L’arretramento della condizione delle donne in Iraq è cominciato con la prima guerra del Golfo del 1991 durante la quale i bombardamenti anglo-americani hanno devastato le infrastrutture civili irachene, non ultime quelle educative, ed è proseguito dopo il conflitto con 12 anni di durissimo embargo economico. Il colpo di grazia è arrivato nel 2003 con l’arrivo degli americani che, come leggiamo nel rapporto Unesco del 2010 sulla condizione dell’istruzione in Iraq, hanno trasformato le università e ben 738 scuole superiori in caserme per il loro esercito. Inoltre, smantellando le forze di sicurezza irachene, il Paese è piombato nel caos e l’istruzione da diritto di tutti è diventata un lusso per pochi. Il tasso di abbandono scolastico dei bambini attorno ai sette anni oscilla tra il 55 per cento tra i maschi e il 45 per cento tra le femmine. “La sharia, la legge islamica, non c’entra niente - assicura Souad -. E’ stata la guerra e l’invasione americana a riportare l’orologio della storia indietro di mezzo secolo. Sotto l’occupazione straniera le donne sono state costrette a lasciare la scuola e il lavoro a causa della povertà, dell’insicurezza, della detenzione ingiusta e illegale dei capifamiglia. Il sistema sanitario è stato gravemente danneggiato. È per questo che oggi ci ritroviamo con cinque milioni di orfani, più di due milioni di vedove, quattro milioni di profughi all’estero in gran parte diplomati e laureati e, di riscontro, un tasso di analfabetismo femminile interno che è uno dei più alti al mondo. Ci sono aree dell’Iraq dove il 70 per cento delle donne risulta analfabeta”.

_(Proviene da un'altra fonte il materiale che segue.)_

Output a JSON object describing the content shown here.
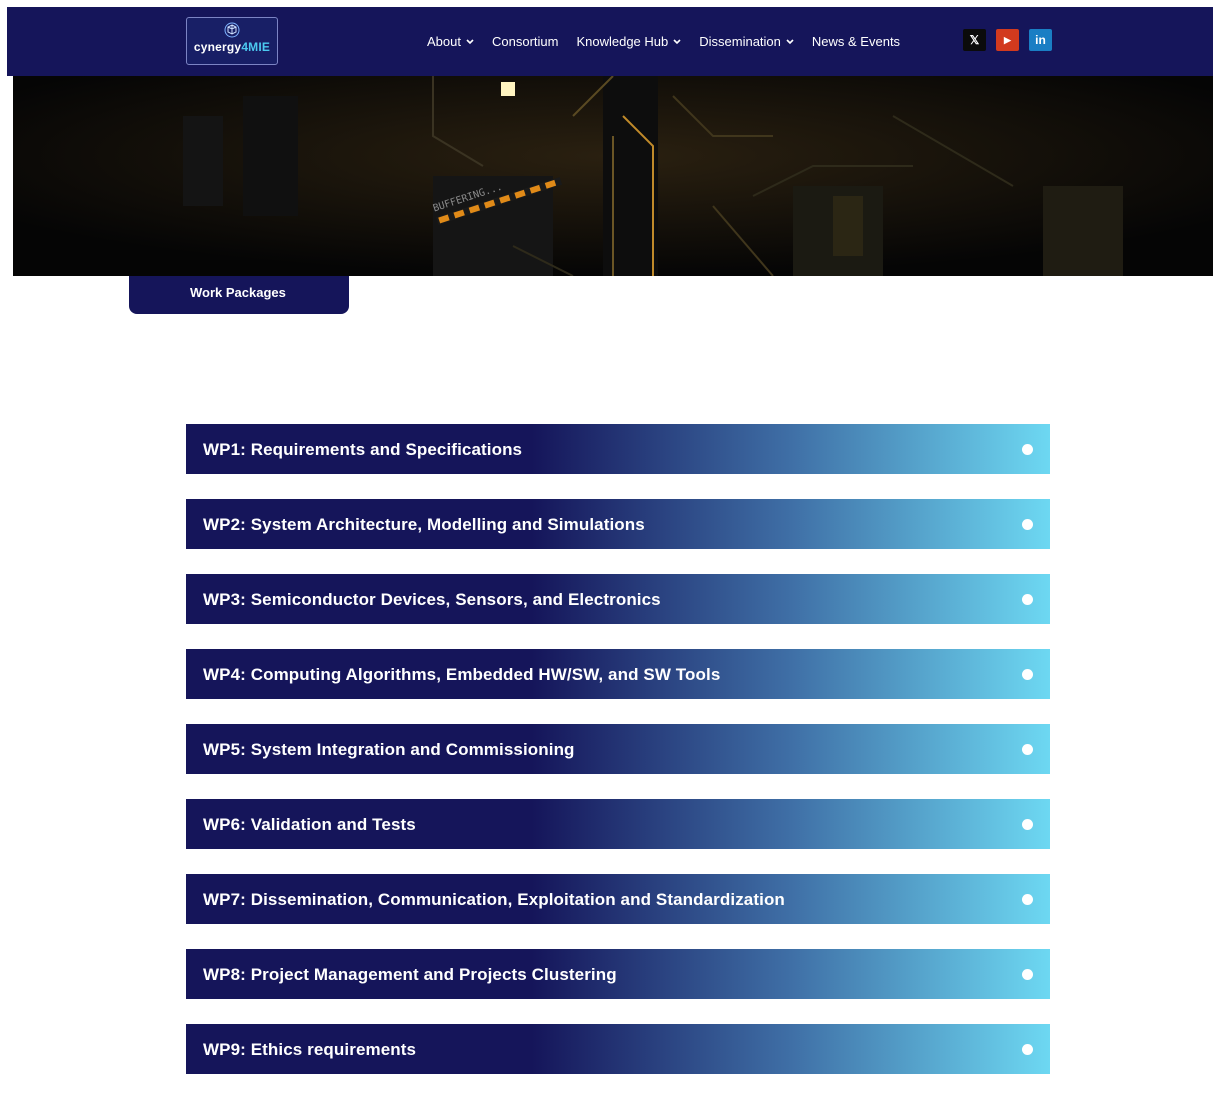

Oggi frequentare una scuola viene considerata una attività a forte rischio. Secondo l’ultimo rapporto Unesco pubblicato lo scorso anno, dal 2003 al 2008 sono stati denunciati ben 31.598 assalti militari contro le istituzioni scolastiche. Le più colpite da questa situazione sono soprattutto le donne. La politica dell’attuale governo iracheno nei loro confronti è dettata dall’ala più intransigente dell’integralismo islamico. Addirittura è stato reintrodotto il muta’a, il matrimonio a tempo, con il quale, in cambio di una “dote”, la famiglia può cedere una ragazza ad un uomo per una sola notte come per un paio d’ore. In poche parole, una forma ipocrita di prostituzione. “I politici attuali pensano che le donne dovrebbero stare chiuse in casa come schiave adoranti dei mariti: vengono dissuase dallo studio e dal lavoro dal clima di oscurantismo medioevale, di intimidazione e di usanze tribali nel quale è stato gettato il Paese - conclude amaramente Souad -. Le ragazze non possono andare all’università se non coperte dalla testa ai piedi e accompagnate da padri o fratelli per evitare di essere rapite, torturate o violentate”.
Le donne irachene, prima della guerra, godevano dei più alti livelli di libertà del mondo arabo. L’invasione ha causato oltre 750 mila vedove di guerra che hanno scarsi se on addirittura nessun mezzo per sopravvivere. La nuova Costituzione irachena, benedetta dagli Usa nell’indifferenza di una Europa pronta ad indignarsi solo quando sono i talebani a promulgare quelle stesse leggi, dà sempre e comunque precedenza alla legge islamica su quella civile. E così il traffico di donne schiave a scopo sessuale è aumentato esponenzialmente, così come i “delitti d’onore”. Nella sola città curda di Erbil, quest'anno sono già state uccise ben 25 donne. Nessuno dei loro assassini ne ha mai risposto in un tribunale.